La Belle Saison

464808.jpg-r_640_600-b_1_D6D6D6-f_jpg-q_x-xxyxx1971. Delphine, fille de paysans, monte à Paris pour s’émanciper du carcan familial et gagner son indépendance financière. Carole est parisienne. En couple avec Manuel, elle vit activement les débuts du féminisme. Lorsque Delphine et Carole se rencontrent, leur histoire d’amour fait basculer leurs vies.

Film politique, romance exaltée, comédie dramatique… voici une Belle Saison bien atypique, qui mixe les genres, échappe à toute définition figée et souffle un vent de liberté sur nos écrans.

Construit autour de la lutte pour les droits des femmes, La Belle Saison met en scène l’histoire d’amour de Delphine et Carole, avec pour toile de fond la libération sexuelle… à moins que ce ne soit l’inverse.

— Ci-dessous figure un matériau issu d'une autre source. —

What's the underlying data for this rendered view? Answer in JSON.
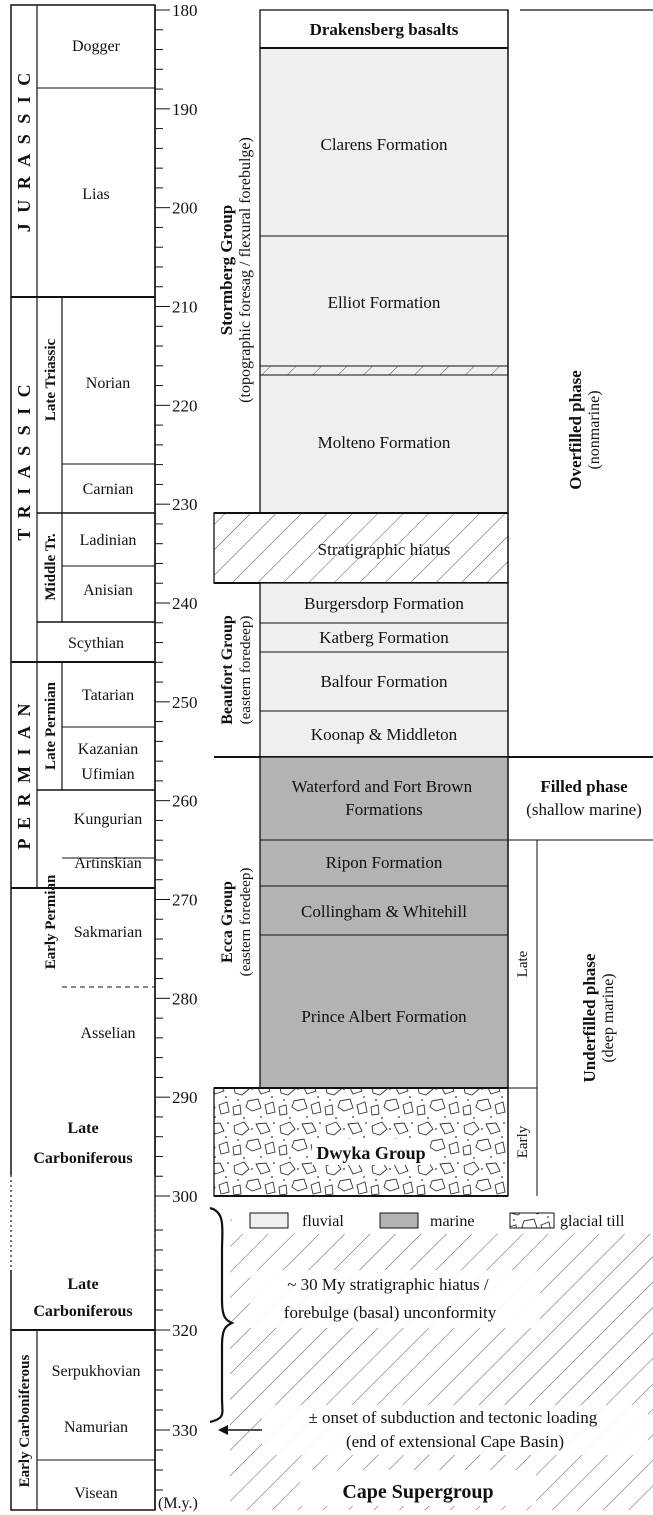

« Lier l’intime et l’histoire »… tel est le parti pris de la réalisatrice Catherine Corsini (La Nouvelle Eve) qui livre un film particulièrement documenté, librement inspiré de faits réels (telle la scène poignante de L’hymne des femmes célébré à l’unisson par les militantes dans l’amphithéâtre de La Sorbonne), en évitant l’écueil du documentaire historique.

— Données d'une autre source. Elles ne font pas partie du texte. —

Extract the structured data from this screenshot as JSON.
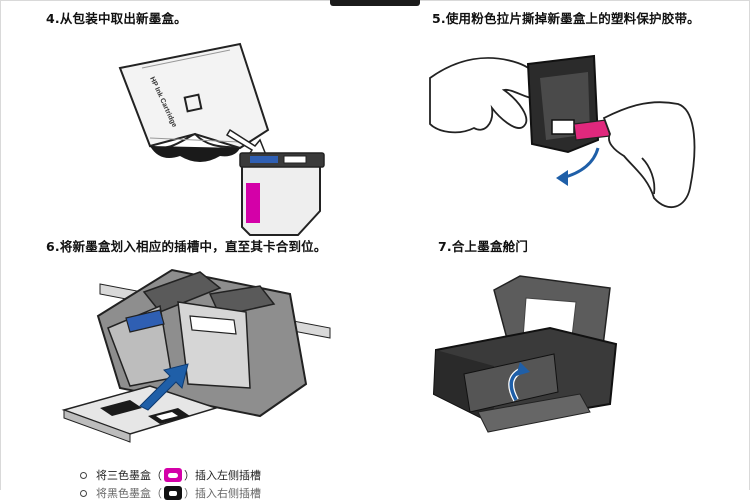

A travers le portrait croisé de Delphine, la paysanne réfléchie et courageuse, et de Carole, la citadine fougueuse et engagée, Corsini évoque des sujets passionnants, du droit à l’avortement à l’homosexualité taboue, du fait d’assumer ses choix à la peur du jugement des autres, de l’héritage familial parfois pesant au désir contrarié d’indépendance, « d’être courageux pour les autres et en revanche avoir du mal à défendre « sa cause » dans la vie privée ».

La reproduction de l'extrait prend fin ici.